AISD election again eyes cumulative voting outcome


By Beth Wilson
Published April 28th 2002 in Amarillo Globe-News
Three votes for each voter. Cumulative voting will make its second round Saturday in Amarillo Independent School District's school board elections.

AISD switched to cumulative voting in 1999 and elected its first black and Hispanic trustees in May 2000, the first election to use the new process.

Cumulative voting is the compromise settled on in 1999 after the League of United Latin American Citizens, National Association for the Advancement of Colored People and three individuals filed a lawsuit against AISD after the May 1998 school board elections. The group requested the district move from at-large positions to single-member districts, claiming the procedure at that time diluted the powers of minority voting.
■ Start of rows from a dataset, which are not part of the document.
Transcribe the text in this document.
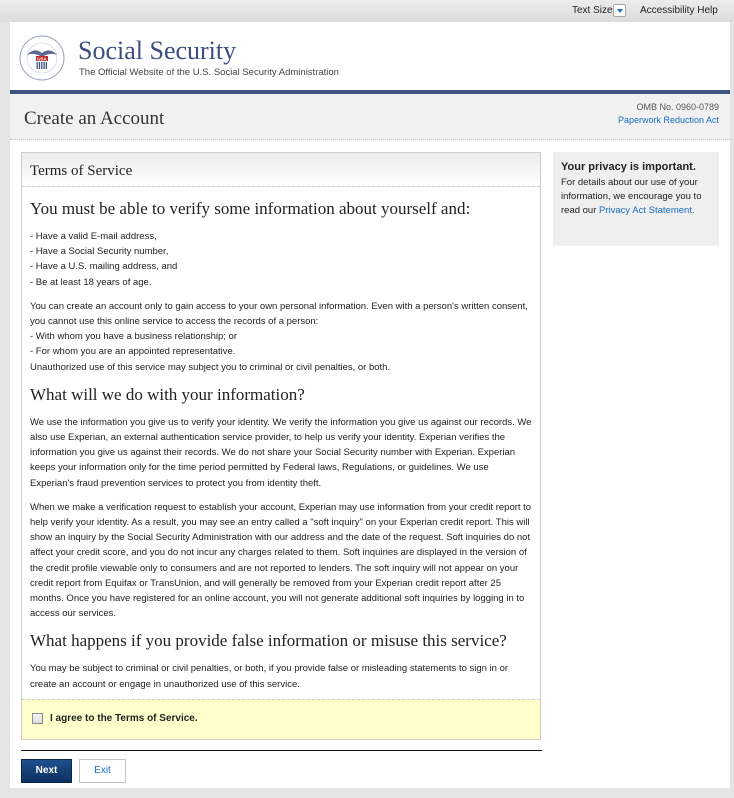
Text Size	Accessibility Help
USA Social Security
The Official Website of the U.S. Social Security Administration
Create an Account
OMB No. 0960-0789
Paperwork Reduction Act
Terms of Service
You must be able to verify some information about yourself and:
- Have a valid E-mail address,
- Have a Social Security number,
- Have a U.S. mailing address, and
- Be at least 18 years of age.
You can create an account only to gain access to your own personal information. Even with a person's written consent, you cannot use this online service to access the records of a person:
- With whom you have a business relationship; or
- For whom you are an appointed representative.
Unauthorized use of this service may subject you to criminal or civil penalties, or both.
What will we do with your information?
We use the information you give us to verify your identity. We verify the information you give us against our records. We also use Experian, an external authentication service provider, to help us verify your identity. Experian verifies the information you give us against their records. We do not share your Social Security number with Experian. Experian keeps your information only for the time period permitted by Federal laws, Regulations, or guidelines. We use Experian's fraud prevention services to protect you from identity theft.
When we make a verification request to establish your account, Experian may use information from your credit report to help verify your identity. As a result, you may see an entry called a "soft inquiry" on your Experian credit report. This will show an inquiry by the Social Security Administration with our address and the date of the request. Soft inquiries do not affect your credit score, and you do not incur any charges related to them. Soft inquiries are displayed in the version of the credit profile viewable only to consumers and are not reported to lenders. The soft inquiry will not appear on your credit report from Equifax or TransUnion, and will generally be removed from your Experian credit report after 25 months. Once you have registered for an online account, you will not generate additional soft inquiries by logging in to access our services.
What happens if you provide false information or misuse this service?
You may be subject to criminal or civil penalties, or both, if you provide false or misleading statements to sign in or create an account or engage in unauthorized use of this service.
I agree to the Terms of Service.
Next	Exit
Your privacy is important.
For details about our use of your information, we encourage you to read our Privacy Act Statement.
At least eight minority candidates had been unsuccessful in election to AISD board in the 12 years before 2000.

In cumulative voting, a voter has a number of votes equal to the number of positions available. In Saturday's election, three board positions are up for grabs, and each voter will have three votes.

Five people are running for three board positions: Incumbents Julie Attebury and Jack Thompson and newcomers Janie Rivas, Jim Austin and LaRue M. Hite.

David Rausch, a political science professor at West Texas A&M University, studied the 2000 elections and will watch the second round of cumulative voting for more research. The major benefit of cumulative voting is voters can show strong support for one candidate, Rausch said.

"We're still at-large, but now we vote for our favorites, all my votes to one person," Rausch said.

But in studying the results of 2000, Rausch noted another factor in AISD board elections - a group of business leaders called BIOS, Business in Our Schools.

)BIOS has endorsed candidates since 1980 and never picked a loser, said Don Curphey, one of its earliest members.

"I hope that's at least in part because people have confidence in our recommendation," he said. "There's a pretty good likelihood that the people serving now are doing so because they were endorsed by the BIOS and encouraged to run by the BIOS."

The group's interest is in getting qualified people on the board, Curphey said. The group provides support, financial and otherwise, to people they think have a quality the board needs. Membership in BIOS is ever-changing. BIOS collects no dues, elects no officers and selects its choices for candidates based on investigation, not necessarily individual interviews, Curphey said.

The two candidates with BIOS backing in this election are Attebury and Austin. Curphey said the group's support of Attebury is a continuation of support given when she ran in 1998. Austin has the fiscal knowledge needed to make up for Sam Lovelady's departure, he said. Lovelady, an accountant, isn't running for re-election.

"We're not against anybody," Curphey said."We're just for people we've identified as having something special to offer that relates to a special need."

BIOS seeks no publicity for its endorsements. Curphey said group members receive letters explaining reasons for their endorsements and requesting monetary support.

But the influence spreads from there.

James Allen, endorsed by BIOS in 2000 for the AISD board, said that endorsement paired with his broad-based message helped him win.

"Any endorsement I received had an impact," Allen said. "Members of the BIOS group, their co-workers, their circle of friends are probably people that go out and vote. My appeal was broad-based, not business against homemaker, not black or white, not northwest or southwest Amarillo. I said if elected, I would represent all of Amarillo's school district."

Rita Sandoval, also endorsed by BIOS in 2000, said the influence of that endorsement might not have spread past the business circle, but the larger community was ready to put minorities on the board.

"People were looking at the possibility that it was OK to have minority groups on the board and that it was the right thing to do," she said.

Alphonso Vaughn, president of the local NAACP branch, said the publicity from the lawsuit brought the issue of minority representation to the forefront.

More people, including BIOS, were considering the benefits of different cultural perspectives working together, he said.

"It (BIOS' endorsement of Sandoval and Allen) probably had some effect because they too wanted to have more inclusion from all areas of the city," Vaughn said. "It was a neat time, a very reflective time, for them to look at all the candidates and see what they can bring to the table."

David Almager, a local political consultant who was involved in bringing cumulative voting to AISD, said any endorsement helps a candidate, but people - minorities and majorities - using more than one vote for minority candidates made a difference in 2000.

Cumulative voting is still a new process for Amarillo. Saturday's election are sure to bring more discussion about the process, its intended outcome and its future.

"What I'm feeling, what the community is feeling, is this is a good opportunity to see if it can work," Almager said. "We'll see after this election if this tool will be used to elect more minorities to this position."